Advertíí al maestro agitado, inclinándose a mirarme bien.
Justo delante de mí observé la palidez de su rostro. Aquella vez me contó de
las conferencias que acostumbraba
impartir en el paraninfo. A gritos perseveraba con la finalidad de que
los asistentes comprendieran perfectamente sus palabras: “La naturaleza dio a los
seres humanos la facultad de comunicarse con sus semejantes lo que pasa en su
espíritu y se deben interesar en cada uno de sus pensamientos.
Las
pasiones son acciones interiores que se convierten en exteriores. Panegírico es un nombre puesto a
la oración, no por el lugar que trata sino por el lugar que se dice. El
epitalamio se alabanza de los desposorios. Eucaristía es alabanza de la acción
de gracias. Epinicio la celebridad de un suceso feliz, y lo contrario es la
nenia. El epicedio vale lo mismo que la oración fúnebre, y el istiricón es la
bienvenida o parabién de un príncipe”.
Don
Salvador movió la cabeza y reinó un silencio total. Tardé muchos segundos en
comprender su incontenible furia por ausentarme del hermoso paraninfo. El poeta
dejó de asistir una temporada. Hasta el otoño volvió a aparecer, demasiado
fatigado y agobiado por un nuevo libro que escribía. Durante el resto del año
prosiguieron las conferencias del poeta. Y así llegamos al final del mes de
diciembre. Después de su magistral disertación, mi abuelo fue a felicitarlo
hasta la tribuna de honor. Le pidió un autógrafo sobre la primera página de Lascas,
publicado por la Editora de Gobierno.
Entonces
el gobernador demostraba bastante interés por las ediciones de libros y
revistas que le daban prestigio, particularmente respaldaba a los artistas y
escritores con becas en el extranjero. Por ejemplo, mi abuelo estuvo aquellos
días, en el acto efectuado en este lugar histórico; cuando se le concedió el
apoyo económico a Diego Rivera, con lo cual obtuvo la oportunidad de irse a vivir
una larga temporada a París.
Mi
abuelo impartía clases de castellano a estudiantes notables, quienes fundaron
la cofradía del Rico Pensamiento. Años después, también mi padre fundó y encabezó
a la agrupación de los miembros de la Sociedad del Pequeño Larousse, casi a la
mitad del siglo pasado.
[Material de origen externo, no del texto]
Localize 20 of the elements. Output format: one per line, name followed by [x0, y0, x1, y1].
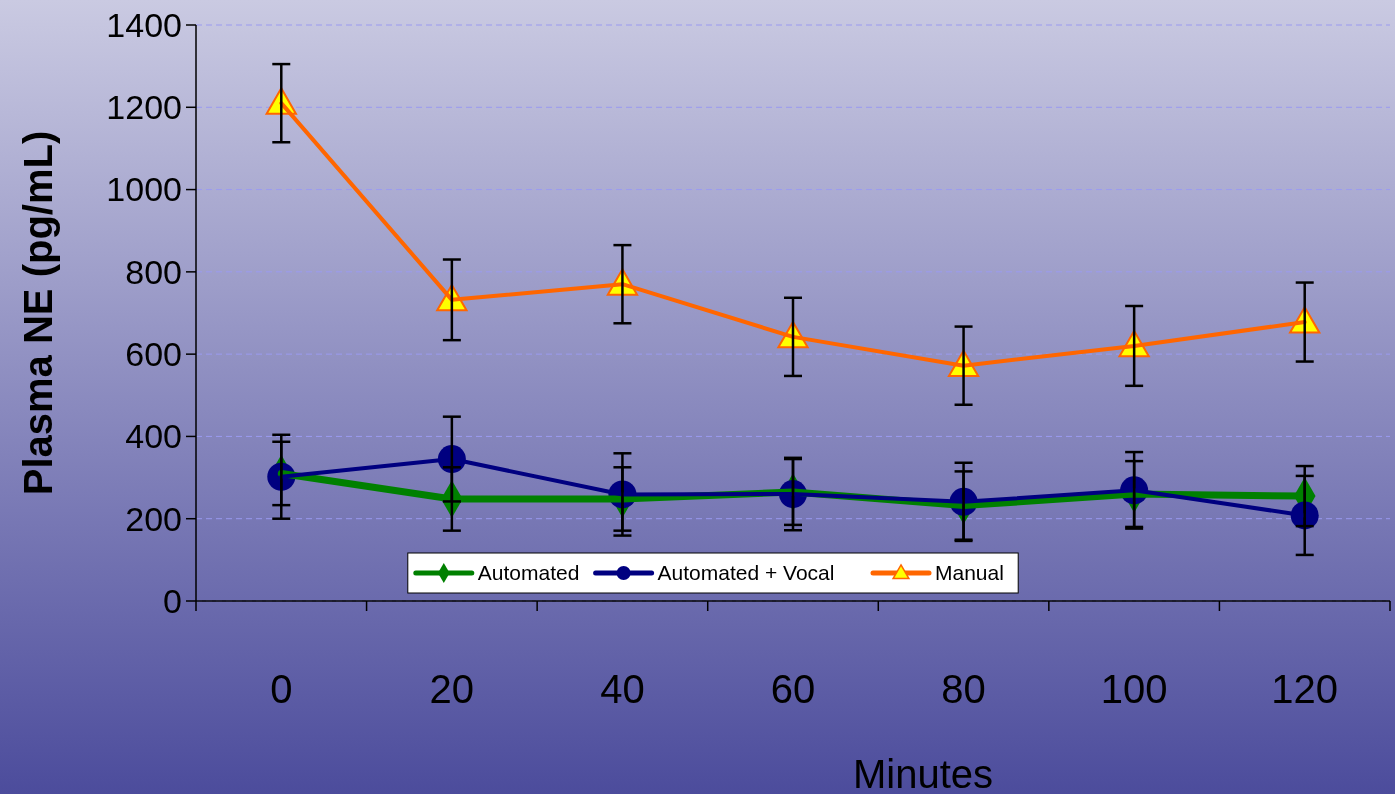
x-tick-label: 60 — [770, 667, 816, 711]
x-axis-title: Minutes — [852, 752, 994, 794]
legend-label: Manual — [935, 561, 1004, 585]
x-tick-label: 80 — [941, 667, 986, 711]
y-tick-label: 1200 — [106, 88, 182, 127]
x-tick-label: 120 — [1271, 667, 1339, 711]
y-tick-label: 1000 — [106, 170, 182, 209]
y-axis-title: Plasma NE (pg/mL) — [16, 130, 60, 496]
x-tick-label: 20 — [429, 667, 475, 711]
legend-label: Automated — [477, 561, 580, 585]
y-tick-label: 600 — [125, 335, 182, 374]
x-tick-label: 0 — [270, 667, 293, 711]
y-tick-label: 400 — [125, 417, 182, 456]
y-tick-label: 0 — [163, 581, 182, 620]
y-tick-label: 1400 — [106, 5, 182, 44]
x-tick-label: 100 — [1100, 667, 1168, 711]
y-tick-label: 800 — [125, 252, 182, 291]
y-tick-label: 200 — [125, 499, 182, 538]
legend-label: Automated + Vocal — [657, 561, 835, 585]
x-tick-label: 40 — [600, 667, 645, 711]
Cada semana organizaban reuniones literarias para dar a
conocer sus recientes creaciones.
Todo
esto fue como un homenaje la muerte del anciano catedrático, quien sostuvo el
proyecto de la educación como culminación de la cultura. Al igual que la
primera agrupación intelectual, también los miembros de la generación de mi
padre, hacían reuniones semanales. Cada jueves por las tardes ingresaban al
hermoso recinto de la Biblioteca; se rifaban los más terribles temas que
investigaban en los rincones, en donde brotaban los tesoros bibliográficos.
En el
despacho de mi padre pude tener en mis manos obras incunables y príncipes.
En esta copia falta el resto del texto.